Environment pressure must reach all the species geographically and morphological change only occurs after genetic evolution and when isolated breeding communities can no longer exchange information with related species (subspecies).

In Darwin’s notes when he transected South America, Brazil and Argentina, in 1832, he wondered whatever the reason for low species diversity of some biological genera. If space were more important than time in the history of life, that could explain species stability in an integrated continental territory such as Brazil over time, in contrast with species related to each other albeit morphologically distinct he observed in archipelagos.

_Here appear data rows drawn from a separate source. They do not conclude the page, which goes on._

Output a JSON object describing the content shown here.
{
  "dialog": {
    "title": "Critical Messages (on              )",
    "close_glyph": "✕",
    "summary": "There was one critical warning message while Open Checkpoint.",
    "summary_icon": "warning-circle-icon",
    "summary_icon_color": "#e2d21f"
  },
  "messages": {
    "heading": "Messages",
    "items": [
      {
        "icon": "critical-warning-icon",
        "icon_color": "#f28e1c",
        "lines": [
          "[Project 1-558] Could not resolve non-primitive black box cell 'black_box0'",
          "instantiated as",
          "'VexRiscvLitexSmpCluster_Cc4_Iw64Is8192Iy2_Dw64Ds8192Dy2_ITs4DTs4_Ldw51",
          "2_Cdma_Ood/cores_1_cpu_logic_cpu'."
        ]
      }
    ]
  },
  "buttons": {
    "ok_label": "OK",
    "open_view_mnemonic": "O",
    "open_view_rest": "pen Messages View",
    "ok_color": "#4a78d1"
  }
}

Biological diversity rates can be calculated subtracting speciation and extinction rates over a geographical locality (macroecology) or over time (macroevolution). Since approximately the 1600s, there are well recorded changes in species composition in various areas in the world.

Excluding archaea, bacteria, fungi and virus, that is estimated to be about 1.5-1.9 million described species while the great majority has not been. Total number of terrestrial plants must be greater than 450 thousand. Animal estimates range from 3 to 11 million species on planet Earth, while insects alone can range from 5 to 6 million species. Other authors question the possibility of a plausible estimate when all uncertainties in the number of insects and fungi are taken under account. Marine species are estimated between 700 thousand and 2.2 million, with only approximately 226 thousand described out of those. Observed mean lifetime of invertebrate and vertebrate species is from one to 10 million years.

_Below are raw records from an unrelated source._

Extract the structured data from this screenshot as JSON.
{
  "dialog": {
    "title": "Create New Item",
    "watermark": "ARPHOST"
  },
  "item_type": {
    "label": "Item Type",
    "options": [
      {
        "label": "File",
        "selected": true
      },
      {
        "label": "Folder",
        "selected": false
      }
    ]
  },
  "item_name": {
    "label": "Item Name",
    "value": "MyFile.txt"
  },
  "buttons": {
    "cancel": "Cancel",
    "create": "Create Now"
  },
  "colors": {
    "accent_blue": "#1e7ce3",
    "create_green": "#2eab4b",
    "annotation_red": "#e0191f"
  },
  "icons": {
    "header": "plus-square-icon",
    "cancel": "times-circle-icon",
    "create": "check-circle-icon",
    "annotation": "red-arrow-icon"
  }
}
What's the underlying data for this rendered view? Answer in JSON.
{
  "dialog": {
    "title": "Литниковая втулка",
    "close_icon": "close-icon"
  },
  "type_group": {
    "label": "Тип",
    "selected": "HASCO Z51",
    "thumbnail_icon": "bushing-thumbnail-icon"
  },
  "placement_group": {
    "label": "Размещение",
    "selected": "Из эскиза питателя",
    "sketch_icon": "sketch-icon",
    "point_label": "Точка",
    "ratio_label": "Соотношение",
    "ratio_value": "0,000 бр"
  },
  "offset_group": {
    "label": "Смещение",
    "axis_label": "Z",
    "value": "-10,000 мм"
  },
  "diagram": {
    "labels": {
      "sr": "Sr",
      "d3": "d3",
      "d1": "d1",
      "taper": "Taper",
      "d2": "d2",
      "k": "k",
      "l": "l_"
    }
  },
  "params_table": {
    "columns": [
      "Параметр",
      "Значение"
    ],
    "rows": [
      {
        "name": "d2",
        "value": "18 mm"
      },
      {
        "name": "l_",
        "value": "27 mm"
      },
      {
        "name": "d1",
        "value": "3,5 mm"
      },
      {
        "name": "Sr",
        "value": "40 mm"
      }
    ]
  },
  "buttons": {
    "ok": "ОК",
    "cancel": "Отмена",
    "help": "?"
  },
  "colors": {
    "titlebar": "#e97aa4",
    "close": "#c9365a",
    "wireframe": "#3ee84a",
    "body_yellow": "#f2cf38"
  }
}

In geological history, there were five great extinction events, all recorded in the Phanerozoic some 570 million years ago and mostly their conclusion coincided with the start of speciation events. The first great speciation event was the Cambrian Explosion of skeletal marine animals approximately 540 million years ago. The second is called the Great Ordovician Biodiversification Event (GOBE). That would be an excessive simplification to think that a dramatic event unchained big biodiversity pulses in all fossil groups at the global scale in a particular time frame, for example, GOBE was not a single event.

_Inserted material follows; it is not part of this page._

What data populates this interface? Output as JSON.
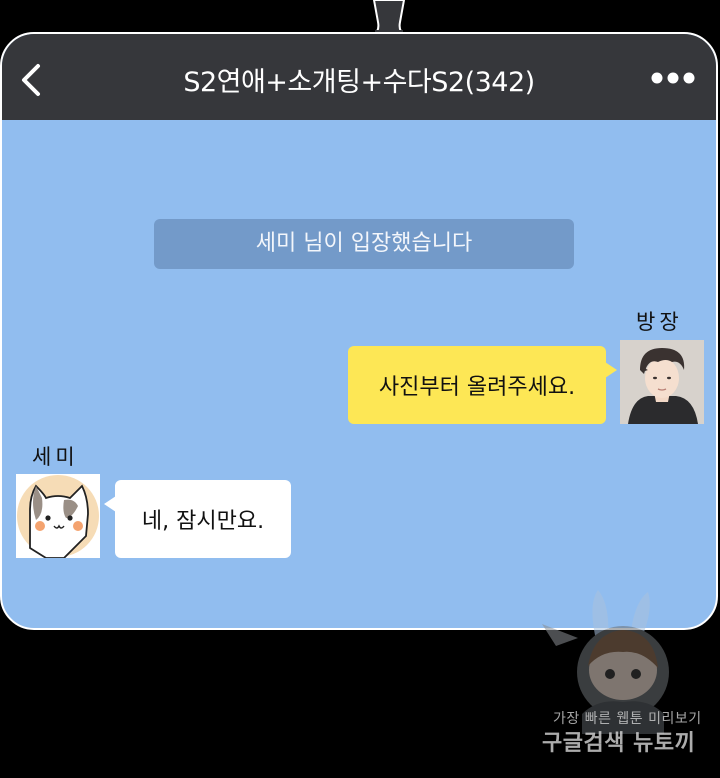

There was biodiversity increase in local richness during Cretaceous (K) and Paleogene (Pg), followed by relative stasis until present terrestrial tetrapods. Stasis pattern in local richness of species before and after the K/Pg frontier was broken by an abrupt increase of two to three times in number of species.

After a time lapse of the order of ten million years after a mass extinction the original level of biodiversity is restored in communities as result of increased speciation rate. Speciation rate apparently culminates roughly ten million years after the end of a mass extinction event and remains accelerated.


## Discussion

Plant production increase has always been linked to local biodiversity gain. In the last decade, there were published papers which go against various conservationism assumptions. Recent analyses refute the link between diversity loss of plant species and ecosystem function and question alleged motivations of current biodiversity conservationism when confronted with experimental results.

In the absence of total habitat conversion, e. g. when a tropical forest becomes a parking lot or a monoculture crop, local plant diversity declined very little or not at all, on average, in the last century (figure 1, upper panel in B and lower panel), nor there is available data that can forecast otherwise in the future. Observed species diversity rates are irrelevant in ecosystem function assessment, e. g. production and nutrient cycling.

Species play more influent roles in the local scale interface. There are as many increases as reductions in biodiversity, specially of plant species, in all scales except global which, arguably, registers decline.



Figure 1. Upper panel: these figures show a plot of LRS (log ratio of species richness) versus log spatial scale, indicating trends (positive is an increase, negative a decrease in richness). Light circles are survey-based data. Dark circles are checklist-based data. Data are presented for (A) terrestrial birds, (B) terrestrial plants, (C) terrestrial mammals and (D) marine fishes during Antropocene. The solid line is the fit from a quadratic ordinary least squares regression and the dashed lines are the 10 and 90% quantiles. Context dependence (scale) allows a wide range of variation for each forcing in whatever direction (Chase, 2019). Lower panel: in comparison, similar graph for plants from Vellend (2017).

Conservation programmes decreed “ecological successes” are opinion of each individual groups and their goals debatable, e. g. how to reconcile conservation efforts that require conflicting resources for various species (even with human beings)? Hairy and feathery animals in the top of the food chain are very much valued by people, however they occupy a more plastic niche (place) in the ecosystem and are less important than animals from the base of the food chain, such as cockroaches, which do not attract as much attention.

Researchers from Rio de Janeiro evaluated restoration plans of hundreds of medium and large-sized localities in South Bahia in which there were vast Eucalyptus forests. Those areas were compared to other tropical restoration areas with regeneration time from half to 200 years. The response of biodiversity ratio in naturally regenerated forests was more similar to reference forests from countries with low, high and very high Human Development Index. This potentially reflects biodiversity restoration projected by the Environmental Kuznets Curve (EKC).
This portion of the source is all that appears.